Le nu et l’élégance des silhouettes s’expliquent par la volonté du peintre de revenir à une Antiquité plus haute, plus épurée, « grecque ». Pour la première fois dans un tableau d’histoire de David le personnage central est une femme, Hersilie qui s’interpose entre Romulus, son mari, à droite, et le roi des Sabins, Tatius, son père, sur la gauche. D’autres femmes s’accrochent aux guerriers et placent leurs enfants entre les groupes opposés. L’image des conflits familiaux des Sabins était une métaphore du processus révolutionnaire qui aboutit à la paix et à la réconciliation. Le tableau fut présenté en 1799, dans une exposition privée à l’entrée payante.
David et l’idéal républicain
David fut le peintre officiel et un membre actif du mouvement révolutionnaire républicain en France. Les thèmes gréco-romains étaient chers aux révolutionnaires français. On se référait à la tradition classique pour exalter les systèmes politiques aux antipodes de l’absolutisme. Les auteurs de la Grèce républicaine s’étaient opposés à toute forme de pouvoir monarchique. Aux yeux des révolutionnaires, certains épisodes et personnages de l’histoire antique incarnaient leur propre idéal héroïque. Le philosophe « révolutionnaire » Socrate (469-399 av.J.C.) est l’une de ces figures – exemple parfait de la victime d’une condamnation injuste. Il préfère mourir en héros pour ses idéaux et ses principes plutôt que de reconnaître ses fautes, prendre la fuite ou partir en exil. Socrate s’oppose ainsi à un régime arbitraire. La toile La Mort de Socrate fut commandée à David en 1787 par les frères Trudaine, partisans de réformes politiques qui allaient provoquer la Révolution deux ans plus tard. À cette date, la France avait ses prisonniers politiques. Quant à David, fasciné par l’Antiquité, se base dans le tableau sur le Phédon un dialogue de Platon, disciple de Socrate, ainsi que sur des textes contemporains.

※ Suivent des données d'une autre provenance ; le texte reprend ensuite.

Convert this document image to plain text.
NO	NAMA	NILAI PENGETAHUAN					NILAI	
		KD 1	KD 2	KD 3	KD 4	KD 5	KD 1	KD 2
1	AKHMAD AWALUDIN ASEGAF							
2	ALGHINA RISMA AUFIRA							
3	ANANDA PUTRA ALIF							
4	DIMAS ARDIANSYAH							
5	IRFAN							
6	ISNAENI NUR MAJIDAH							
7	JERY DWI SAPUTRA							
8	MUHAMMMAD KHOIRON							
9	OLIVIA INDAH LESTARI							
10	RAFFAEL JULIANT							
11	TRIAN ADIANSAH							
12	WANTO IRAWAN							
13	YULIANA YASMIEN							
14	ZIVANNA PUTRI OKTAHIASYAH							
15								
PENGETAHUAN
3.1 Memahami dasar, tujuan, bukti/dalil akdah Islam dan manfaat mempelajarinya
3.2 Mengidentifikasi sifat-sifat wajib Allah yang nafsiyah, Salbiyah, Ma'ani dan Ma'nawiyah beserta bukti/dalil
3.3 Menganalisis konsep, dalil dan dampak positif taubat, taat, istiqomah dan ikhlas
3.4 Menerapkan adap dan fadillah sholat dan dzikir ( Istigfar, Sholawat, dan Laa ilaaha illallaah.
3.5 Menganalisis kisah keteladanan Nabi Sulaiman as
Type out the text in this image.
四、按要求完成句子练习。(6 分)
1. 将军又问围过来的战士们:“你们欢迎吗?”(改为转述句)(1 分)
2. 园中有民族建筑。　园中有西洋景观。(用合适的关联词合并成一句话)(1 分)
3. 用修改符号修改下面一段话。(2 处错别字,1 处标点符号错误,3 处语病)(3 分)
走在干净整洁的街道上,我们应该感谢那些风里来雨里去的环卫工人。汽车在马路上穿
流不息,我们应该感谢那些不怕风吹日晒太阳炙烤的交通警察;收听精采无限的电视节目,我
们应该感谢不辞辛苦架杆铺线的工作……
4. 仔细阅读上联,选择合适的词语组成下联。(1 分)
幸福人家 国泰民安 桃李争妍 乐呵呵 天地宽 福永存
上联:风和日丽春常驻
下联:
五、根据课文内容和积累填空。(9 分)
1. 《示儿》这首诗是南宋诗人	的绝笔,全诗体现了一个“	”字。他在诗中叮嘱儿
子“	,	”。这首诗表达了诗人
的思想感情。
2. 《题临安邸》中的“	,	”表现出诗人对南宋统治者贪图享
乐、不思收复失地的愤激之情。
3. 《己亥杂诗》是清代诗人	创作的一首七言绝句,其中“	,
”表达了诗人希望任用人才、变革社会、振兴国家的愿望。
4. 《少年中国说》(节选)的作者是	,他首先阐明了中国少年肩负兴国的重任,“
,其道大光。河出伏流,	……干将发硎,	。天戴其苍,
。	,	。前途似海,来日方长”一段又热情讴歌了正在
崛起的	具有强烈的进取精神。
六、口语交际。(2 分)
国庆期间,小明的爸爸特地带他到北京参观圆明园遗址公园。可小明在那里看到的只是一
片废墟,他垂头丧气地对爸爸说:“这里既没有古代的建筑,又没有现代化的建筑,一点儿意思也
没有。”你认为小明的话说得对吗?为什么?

L’attitude énergique de Socrate au moment où il accepte la ciguë que lui tend le gardien de prison embarrassé exprime son indifférence à l’égard de la mort imminente. D’après Platon, il aurait peu avant, philosophé longuement sur l’immortalité de l’âme. Au pied du lit, Platon pleure ou sommeille. Le matériel d’écriture déposé à même le sol révèle son identité. L’homme que pose sa main sur la cuisse de Socrate, comme pour retenir son maître en cet ultime instant, est son disciple Criton.
À l’inverse de son attitude réservée, les autres assistants donnent libre cours à ses émotions, ce qui était selon Platon contraire aux vœux de Socrate. Cette effervescence renforce l’intensité dramatique et contraste avec l’inébranlable personnage principal.
Durant la Révolution, David sera élu député, président de la Convention et même membre du comité de Sûreté pendant la Terreur ; sa qualité d’artiste le désigne comme le grand ordonnateur des fêtes révolutionnaires. Le néoclassicisme prit alors une nette connotation républicaine. Une « révolution » qui transforme définitivement la peinture à cette époque est l’élargissement du répertoire thématique : on estimait que l’héroïsme contemporain avait autant de raisons d’être que les sujets bibliques ou gréco-romains. Le 13 juillet 1793, Jean Paul Marat, un ami de David et un des chefs de la Révolution, fut poignardé dans sa baignoire par une jeune femme. David, qui avait encore rendu visite à Marat la veille, organisa ses funérailles. Il voulut peindre un compte-rendu fidèle de sa mort.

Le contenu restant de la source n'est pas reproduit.